Présidents élus, présidents provisoires, conseils de transition, pouvoirs de fait : tous ont tenté de s’adosser à cette date pour sacraliser leur légitimité, comme si le calendrier pouvait compenser l’absence de la bonne gouvernance, l’absence du contrat social réel, l’absence du non-respect de l’accord 3 Avril
Le 7 février devient alors moins un instrument de stabilité qu’un théâtre de la répétition, où la crise se met elle-même en scène. À défaut d’institutions solides, Haïti s’est offert une date comme pilier symbolique. Mais une date, aussi sacrée soit -elle ne gouverne pas. Les dates ne construisent pas.

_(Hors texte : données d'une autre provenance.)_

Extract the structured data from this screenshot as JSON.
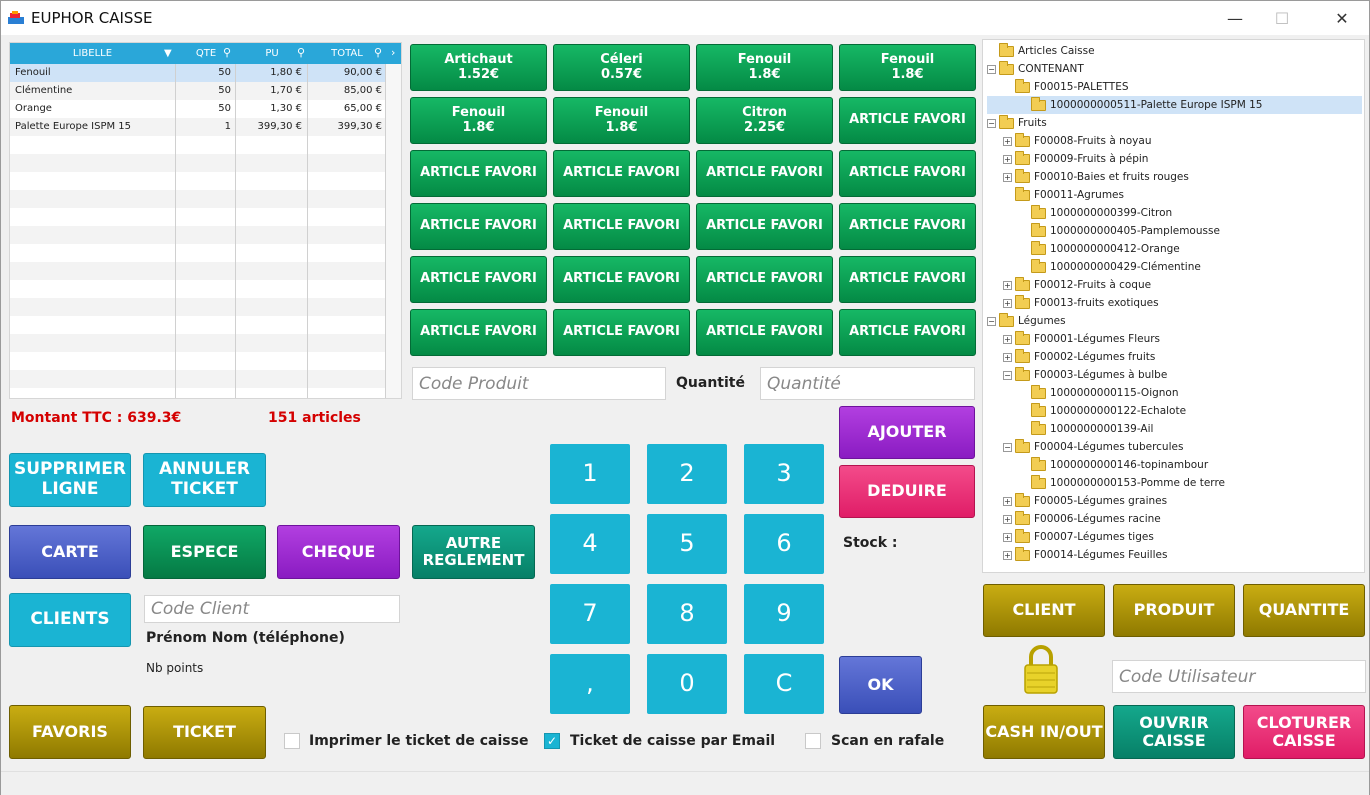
{
  "window": {
    "title": "EUPHOR CAISSE",
    "min": "—",
    "max": "☐",
    "close": "✕"
  },
  "table": {
    "headers": [
      "LIBELLE",
      "QTE",
      "PU",
      "TOTAL"
    ],
    "rows": [
      [
        "Fenouil",
        "50",
        "1,80 €",
        "90,00 €"
      ],
      [
        "Clémentine",
        "50",
        "1,70 €",
        "85,00 €"
      ],
      [
        "Orange",
        "50",
        "1,30 €",
        "65,00 €"
      ],
      [
        "Palette Europe ISPM 15",
        "1",
        "399,30 €",
        "399,30 €"
      ]
    ]
  },
  "summary": {
    "montant": "Montant TTC : 639.3€",
    "articles": "151 articles"
  },
  "favorites": [
    {
      "name": "Artichaut",
      "price": "1.52€"
    },
    {
      "name": "Céleri",
      "price": "0.57€"
    },
    {
      "name": "Fenouil",
      "price": "1.8€"
    },
    {
      "name": "Fenouil",
      "price": "1.8€"
    },
    {
      "name": "Fenouil",
      "price": "1.8€"
    },
    {
      "name": "Fenouil",
      "price": "1.8€"
    },
    {
      "name": "Citron",
      "price": "2.25€"
    },
    {
      "name": "ARTICLE FAVORI",
      "price": ""
    },
    {
      "name": "ARTICLE FAVORI",
      "price": ""
    },
    {
      "name": "ARTICLE FAVORI",
      "price": ""
    },
    {
      "name": "ARTICLE FAVORI",
      "price": ""
    },
    {
      "name": "ARTICLE FAVORI",
      "price": ""
    },
    {
      "name": "ARTICLE FAVORI",
      "price": ""
    },
    {
      "name": "ARTICLE FAVORI",
      "price": ""
    },
    {
      "name": "ARTICLE FAVORI",
      "price": ""
    },
    {
      "name": "ARTICLE FAVORI",
      "price": ""
    },
    {
      "name": "ARTICLE FAVORI",
      "price": ""
    },
    {
      "name": "ARTICLE FAVORI",
      "price": ""
    },
    {
      "name": "ARTICLE FAVORI",
      "price": ""
    },
    {
      "name": "ARTICLE FAVORI",
      "price": ""
    },
    {
      "name": "ARTICLE FAVORI",
      "price": ""
    },
    {
      "name": "ARTICLE FAVORI",
      "price": ""
    },
    {
      "name": "ARTICLE FAVORI",
      "price": ""
    },
    {
      "name": "ARTICLE FAVORI",
      "price": ""
    }
  ],
  "product": {
    "code_placeholder": "Code Produit",
    "qty_label": "Quantité",
    "qty_placeholder": "Quantité",
    "stock_label": "Stock :"
  },
  "actions": {
    "ajouter": "AJOUTER",
    "deduire": "DEDUIRE",
    "ok": "OK",
    "supprimer": "SUPPRIMER LIGNE",
    "annuler": "ANNULER TICKET",
    "carte": "CARTE",
    "espece": "ESPECE",
    "cheque": "CHEQUE",
    "autre": "AUTRE REGLEMENT",
    "clients": "CLIENTS",
    "favoris": "FAVORIS",
    "ticket": "TICKET"
  },
  "keypad": [
    "1",
    "2",
    "3",
    "4",
    "5",
    "6",
    "7",
    "8",
    "9",
    ",",
    "0",
    "C"
  ],
  "client": {
    "code_placeholder": "Code Client",
    "name": "Prénom Nom (téléphone)",
    "points": "Nb points"
  },
  "options": {
    "print": "Imprimer le ticket de caisse",
    "email": "Ticket de caisse par Email",
    "scan": "Scan en rafale",
    "email_checked": true
  },
  "tree": [
    {
      "l": 0,
      "e": "",
      "t": "Articles Caisse"
    },
    {
      "l": 0,
      "e": "−",
      "t": "CONTENANT"
    },
    {
      "l": 1,
      "e": "",
      "t": "F00015-PALETTES"
    },
    {
      "l": 2,
      "e": "",
      "t": "1000000000511-Palette Europe ISPM 15",
      "sel": true
    },
    {
      "l": 0,
      "e": "−",
      "t": "Fruits"
    },
    {
      "l": 1,
      "e": "+",
      "t": "F00008-Fruits à noyau"
    },
    {
      "l": 1,
      "e": "+",
      "t": "F00009-Fruits à pépin"
    },
    {
      "l": 1,
      "e": "+",
      "t": "F00010-Baies et fruits rouges"
    },
    {
      "l": 1,
      "e": "",
      "t": "F00011-Agrumes"
    },
    {
      "l": 2,
      "e": "",
      "t": "1000000000399-Citron"
    },
    {
      "l": 2,
      "e": "",
      "t": "1000000000405-Pamplemousse"
    },
    {
      "l": 2,
      "e": "",
      "t": "1000000000412-Orange"
    },
    {
      "l": 2,
      "e": "",
      "t": "1000000000429-Clémentine"
    },
    {
      "l": 1,
      "e": "+",
      "t": "F00012-Fruits à coque"
    },
    {
      "l": 1,
      "e": "+",
      "t": "F00013-fruits exotiques"
    },
    {
      "l": 0,
      "e": "−",
      "t": "Légumes"
    },
    {
      "l": 1,
      "e": "+",
      "t": "F00001-Légumes Fleurs"
    },
    {
      "l": 1,
      "e": "+",
      "t": "F00002-Légumes fruits"
    },
    {
      "l": 1,
      "e": "−",
      "t": "F00003-Légumes à bulbe"
    },
    {
      "l": 2,
      "e": "",
      "t": "1000000000115-Oignon"
    },
    {
      "l": 2,
      "e": "",
      "t": "1000000000122-Echalote"
    },
    {
      "l": 2,
      "e": "",
      "t": "1000000000139-Ail"
    },
    {
      "l": 1,
      "e": "−",
      "t": "F00004-Légumes tubercules"
    },
    {
      "l": 2,
      "e": "",
      "t": "1000000000146-topinambour"
    },
    {
      "l": 2,
      "e": "",
      "t": "1000000000153-Pomme de terre"
    },
    {
      "l": 1,
      "e": "+",
      "t": "F00005-Légumes graines"
    },
    {
      "l": 1,
      "e": "+",
      "t": "F00006-Légumes racine"
    },
    {
      "l": 1,
      "e": "+",
      "t": "F00007-Légumes tiges"
    },
    {
      "l": 1,
      "e": "+",
      "t": "F00014-Légumes Feuilles"
    }
  ],
  "right": {
    "client": "CLIENT",
    "produit": "PRODUIT",
    "quantite": "QUANTITE",
    "user_placeholder": "Code Utilisateur",
    "cash": "CASH IN/OUT",
    "ouvrir": "OUVRIR CAISSE",
    "cloturer": "CLOTURER CAISSE"
  }
}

Le problème du 7 février n’est pas ce qu’il représente, mais ce qu’il remplace. Il a pris la place
d’un État fonctionnel, d’une culture démocratique enracinée, d’une élite politique responsable, d’un projet national partagé.

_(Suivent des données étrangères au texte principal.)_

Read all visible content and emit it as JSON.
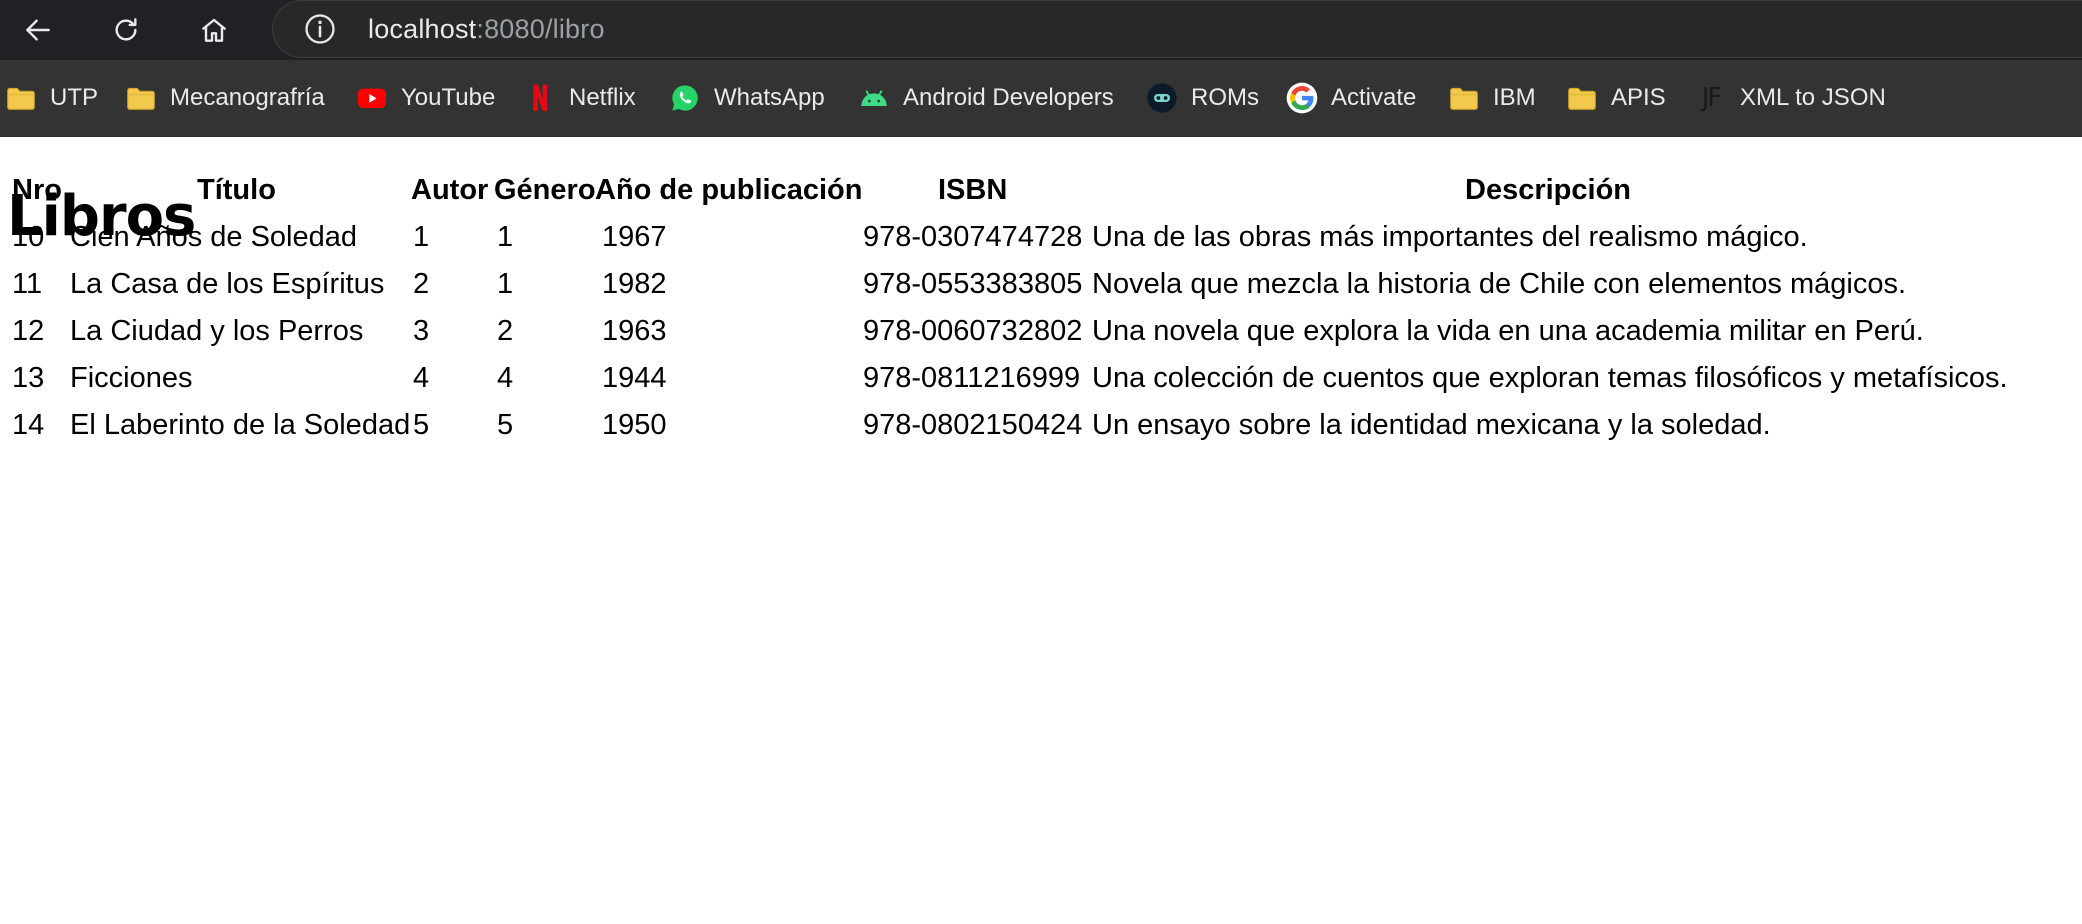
{
  "browser": {
    "url_host": "localhost",
    "url_rest": ":8080/libro",
    "nav": [
      {
        "name": "back-button",
        "icon": "back-arrow-icon"
      },
      {
        "name": "reload-button",
        "icon": "reload-icon"
      },
      {
        "name": "home-button",
        "icon": "home-icon"
      }
    ],
    "bookmarks": [
      {
        "label": "UTP",
        "icon": "folder-icon"
      },
      {
        "label": "Mecanografría",
        "icon": "folder-icon"
      },
      {
        "label": "YouTube",
        "icon": "youtube-icon"
      },
      {
        "label": "Netflix",
        "icon": "netflix-icon"
      },
      {
        "label": "WhatsApp",
        "icon": "whatsapp-icon"
      },
      {
        "label": "Android Developers",
        "icon": "android-icon"
      },
      {
        "label": "ROMs",
        "icon": "roms-icon"
      },
      {
        "label": "Activate",
        "icon": "google-icon"
      },
      {
        "label": "IBM",
        "icon": "folder-icon"
      },
      {
        "label": "APIS",
        "icon": "folder-icon"
      },
      {
        "label": "XML to JSON",
        "icon": "jf-icon"
      }
    ]
  },
  "page": {
    "title": "Libros",
    "table": {
      "headers": [
        "Nro",
        "Título",
        "Autor",
        "Género",
        "Año de publicación",
        "ISBN",
        "Descripción"
      ],
      "rows": [
        [
          "10",
          "Cien Años de Soledad",
          "1",
          "1",
          "1967",
          "978-0307474728",
          "Una de las obras más importantes del realismo mágico."
        ],
        [
          "11",
          "La Casa de los Espíritus",
          "2",
          "1",
          "1982",
          "978-0553383805",
          "Novela que mezcla la historia de Chile con elementos mágicos."
        ],
        [
          "12",
          "La Ciudad y los Perros",
          "3",
          "2",
          "1963",
          "978-0060732802",
          "Una novela que explora la vida en una academia militar en Perú."
        ],
        [
          "13",
          "Ficciones",
          "4",
          "4",
          "1944",
          "978-0811216999",
          "Una colección de cuentos que exploran temas filosóficos y metafísicos."
        ],
        [
          "14",
          "El Laberinto de la Soledad",
          "5",
          "5",
          "1950",
          "978-0802150424",
          "Un ensayo sobre la identidad mexicana y la soledad."
        ]
      ]
    }
  },
  "colors": {
    "chrome_dark": "#202124",
    "bookmarks_bar": "#333333",
    "folder_yellow": "#f2c94c",
    "youtube_red": "#ff0000",
    "netflix_red": "#e50914",
    "whatsapp_green": "#25d366",
    "android_green": "#3ddc84"
  }
}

À force d’attendre le 7 février comme une délivrance, la société haïtienne s’est enfermée dans une temporalité magique, où l’on espère du temps ce que l’on refuse de construire par l’action collective. Le mythe rassure ; il dispense de l’effort structurel. Il permet de croire sans transformer.

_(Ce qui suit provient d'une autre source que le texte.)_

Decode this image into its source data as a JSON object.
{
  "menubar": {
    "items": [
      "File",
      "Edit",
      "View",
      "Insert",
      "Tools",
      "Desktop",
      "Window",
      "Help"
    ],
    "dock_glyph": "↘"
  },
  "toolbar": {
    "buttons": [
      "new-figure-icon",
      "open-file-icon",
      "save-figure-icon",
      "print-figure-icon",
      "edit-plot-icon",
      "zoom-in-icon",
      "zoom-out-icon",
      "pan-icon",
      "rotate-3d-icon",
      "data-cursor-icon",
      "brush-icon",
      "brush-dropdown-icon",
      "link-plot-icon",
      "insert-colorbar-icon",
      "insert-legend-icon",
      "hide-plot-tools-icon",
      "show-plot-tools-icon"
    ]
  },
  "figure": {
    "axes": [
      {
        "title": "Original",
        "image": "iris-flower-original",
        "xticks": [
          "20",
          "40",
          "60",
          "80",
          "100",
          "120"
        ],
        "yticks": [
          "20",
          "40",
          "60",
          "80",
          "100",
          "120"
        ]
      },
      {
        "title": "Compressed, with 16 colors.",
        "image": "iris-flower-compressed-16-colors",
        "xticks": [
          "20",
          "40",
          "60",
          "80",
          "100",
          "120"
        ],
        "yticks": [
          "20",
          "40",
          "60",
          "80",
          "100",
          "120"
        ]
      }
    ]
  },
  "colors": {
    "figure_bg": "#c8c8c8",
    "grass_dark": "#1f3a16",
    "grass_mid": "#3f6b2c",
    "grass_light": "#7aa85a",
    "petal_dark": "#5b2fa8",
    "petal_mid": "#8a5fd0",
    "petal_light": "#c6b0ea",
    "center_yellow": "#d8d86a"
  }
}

De 1804 à nos jours, l’histoire haïtienne est traversée par une constante : la difficulté à instituer le pouvoir autrement que par la rupture. Le 7 février s’inscrit dans cette tradition de discontinuité permanente, où chaque nouveau départ est présenté comme une refondation, sans jamais régler les contradictions fondamentales de l’État postcolonial haïtien.
De ce fait , le 7 février révèle moins la capacité d’Haïti à se renouveler que son incapacité à stabiliser le politique. Il est le symptôme d’une démocratie ,si démocratie il y en a , inachevée, toujours promise, mais jamais accomplie.
Démystifier le 7 février ne signifie pas le renier. Cela signifie lui rendre sa juste place : celle d’un repère historique important, mais insuffisant. Le salut d’Haïti ne viendra ni d’une date, ni d’un homme providentiel, ni d’un calendrier électoral ou constitutionnel brandi comme talisman. C’est du grand bullshit. Cessez le mensonge.
La renaissance d’Haiti viendra d’un travail long, difficile mais nécessaire : reconstruire l’État, refonder la confiance, sinceriser la politique pour reprendre le Feu Manigat St-Roc , réconcilier la politique avec l’éthique, combattre l’impunité, repenser le social , lutter contre les inégalités génératrices de violences.
Sans surprise, Le 7 février 2026 s’inscrira, lui aussi, dans ce cycle historique récurrent. Il y entrera comme tant d’autres dates avant lui : chargé d’attentes, de projections et d’illusions. Mais il ne doit ni le travestir, ni en prolonger la mystification. Persister à croire que le salut national naît d’un simple basculement du calendrier, c’est confondre le symbole avec la substance, le rite avec la transformation.
Changer Haïti exige donc de rompre avec la religion des dates pour entrer dans l’éthique de l’engagement collectif. Car une nation ne se relève pas par le passage du temps, mais par la volonté consciente de se donner des règles justes, des institutions fortes et une vision commune de son avenir.